Along with a capacity increase, larger systems also offer more performance, since it scales almost linearly. The company has also introduced a new blade with 17TB of flash memory on board, occupying the middle ground between previously available 8TB and 52TB modules.

“Modern computing frameworks have given rise to increasingly complex, high-performance analytics and valuable data,” said Par Botes, VP of FlashBlade at Pure Storage.

“With FlashBlade, our mission is to make big data into fast data with an all-flash platform that is big, fast, and simple to deploy – and one that provides value across all industries and segments.”

The announcements were made at the Pure Accelerate conference in San Francisco.

FlashBlade
FlashBlade – Pure Storage

Blade runners

Pure Storage was established in 2009 to transform consumer-grade flash memory into affordable enterprise-ready solutions. Even though it sells hardware appliances, all of the company’s intellectual property is actually in software and data reduction algorithms.

It was these algorithms that enabled Pure to become one of the first storage vendors to offer ‘flash at the price of disk’ – the claim was based on high levels of data reduction and compression.

FlashBlade was launched in March 2016 to offer high-density flash storage, using a proprietary form-factor.

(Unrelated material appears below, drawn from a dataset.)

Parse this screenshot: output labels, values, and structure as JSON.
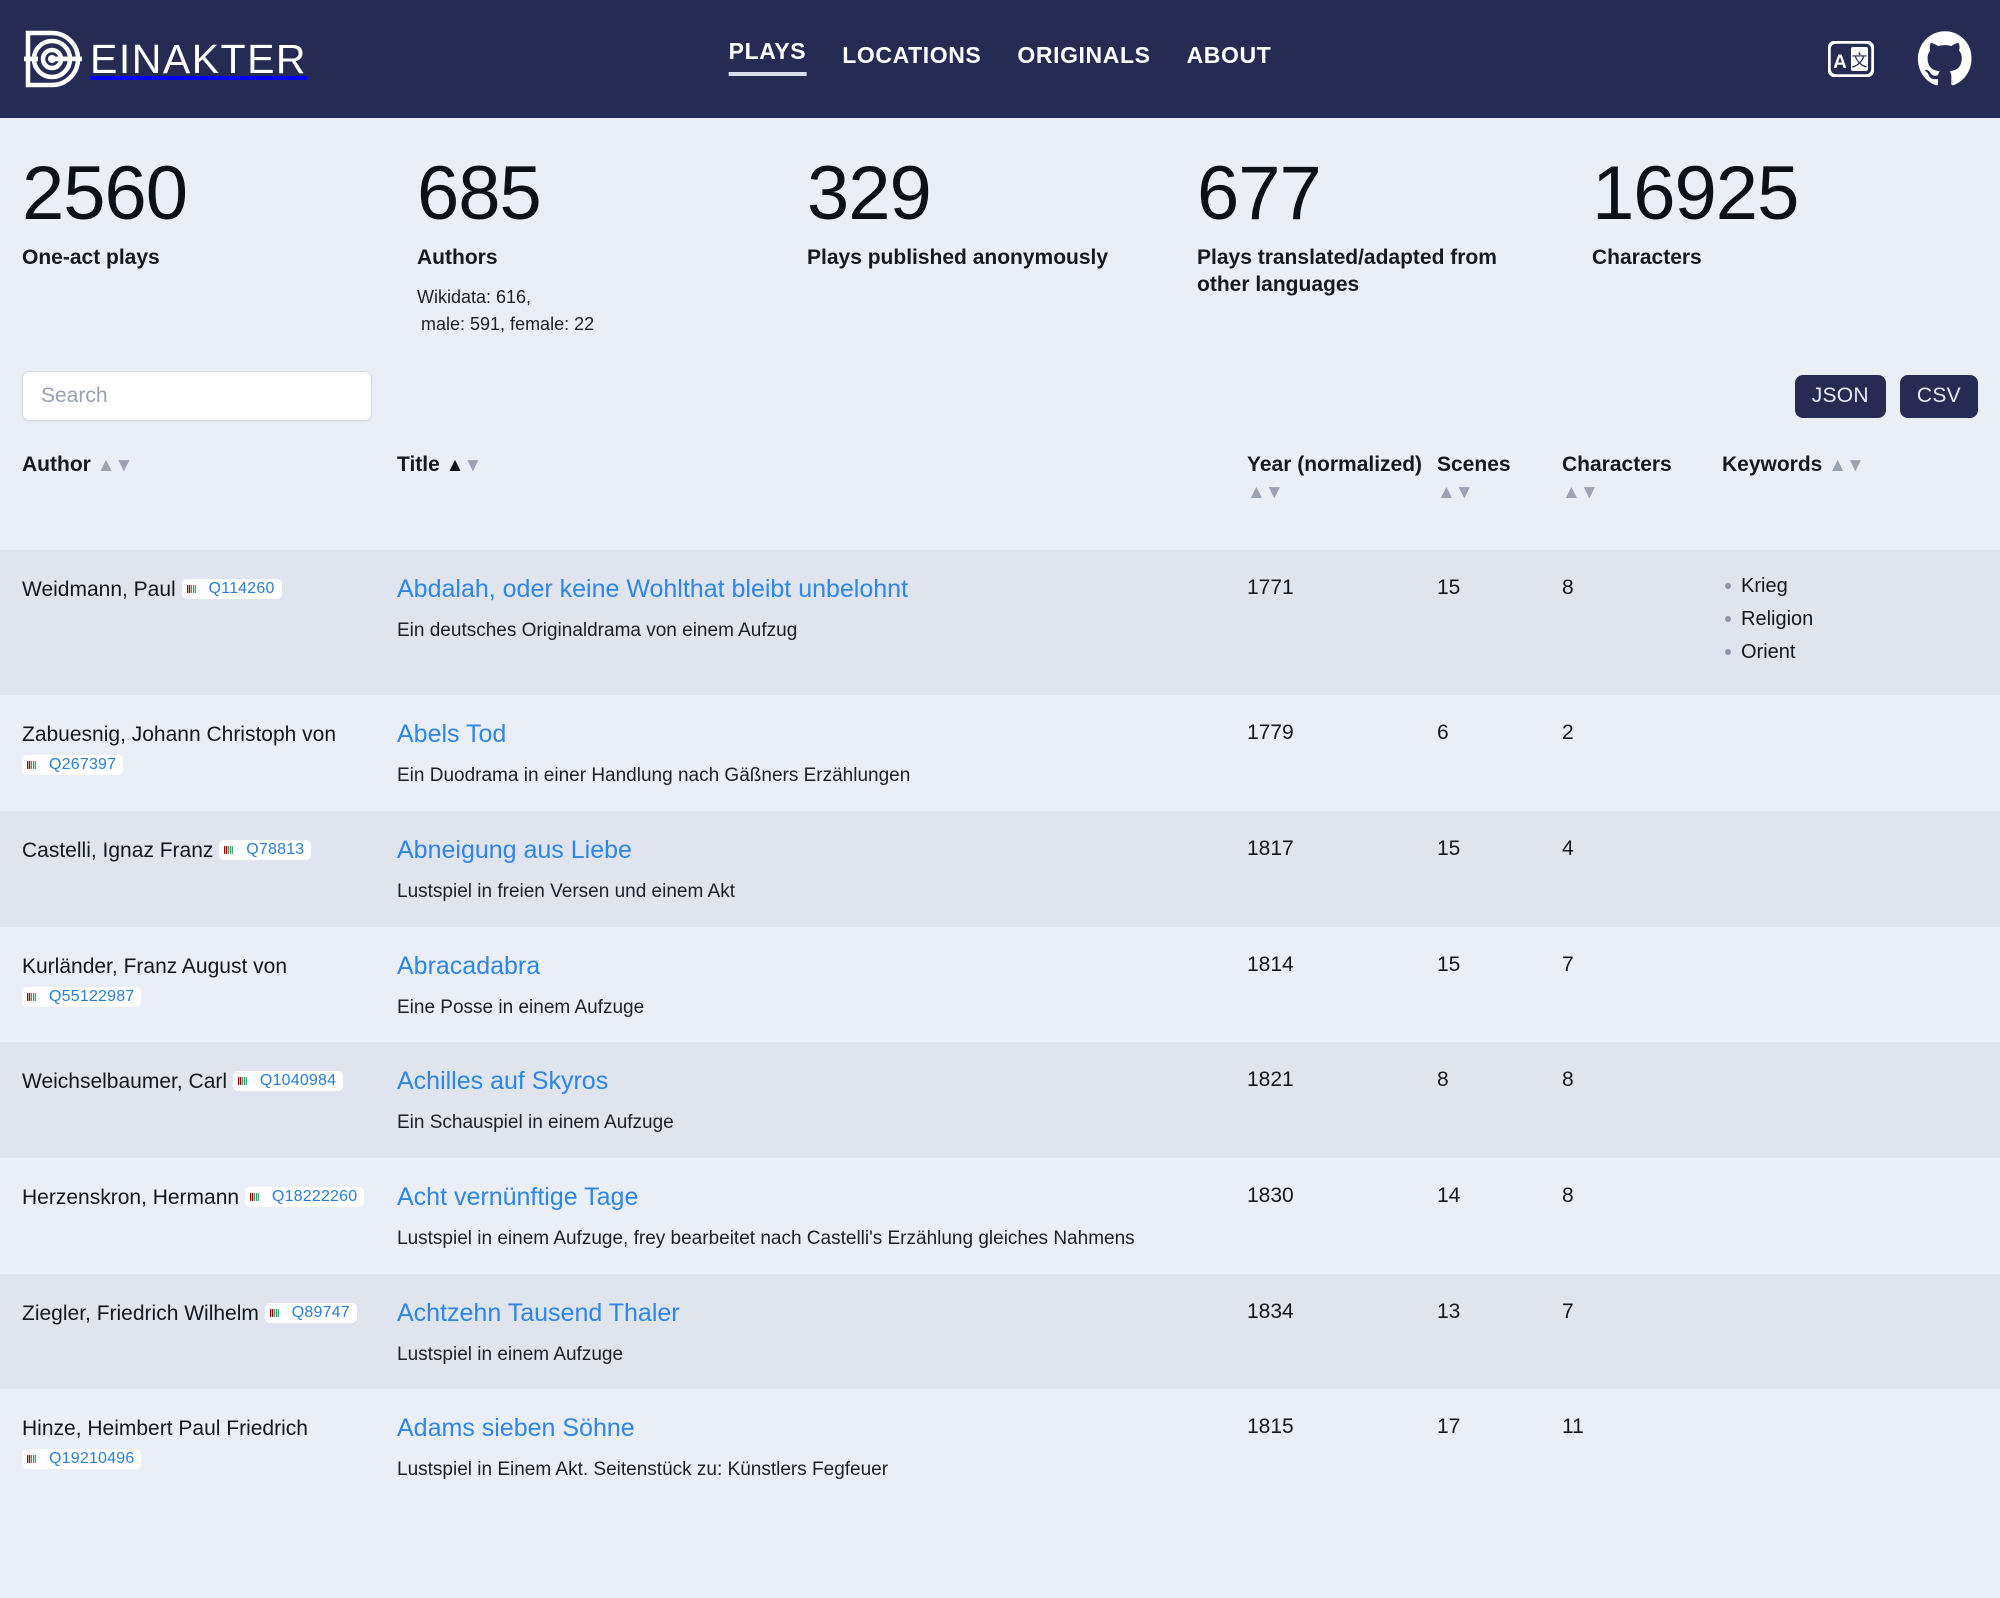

Now, the platform can support even more flash, with up to 75 blades, or five full chassis, linked into a single system using a proprietary networking module.

This enables FlashBlade to offer almost 4PB of ‘raw’ capacity and up to 8PB of ‘effective’ capacity – once compression and deduplication technologies have been applied.

“FlashBlade was built with dense capacity and high performance in mind from day one, but until now, the largest single system available was just short of 800TB raw. Now, we have the option to increase capacity as much as five-fold to create one system that communicates and integrates seamlessly,” said Jim Dolan, global manager for HPC at ION.

“What’s truly eye-opening is the potential for performance gains across a scaled system – we don’t just expect FlashBlade to get five times bigger, but five times faster, too. In data-intensive, performance-driven industries like oil and gas, there is an increased demand for ever-improving imaging processes. FlashBlade at greater scale will enable shorter delivery time, increased resource productivity and add direct business value.”

Along with the new 17TB blades, the company has introduced support for SMB v2.1 protocol and IPv6 addresses for data and management. It has also unveiled a fast, all-flash S3 object store to unlock additional use cases in media, healthcare and advanced analytics.

And finally, Pure has announced beta availability of snapshots, with expected general availability in summer 2017.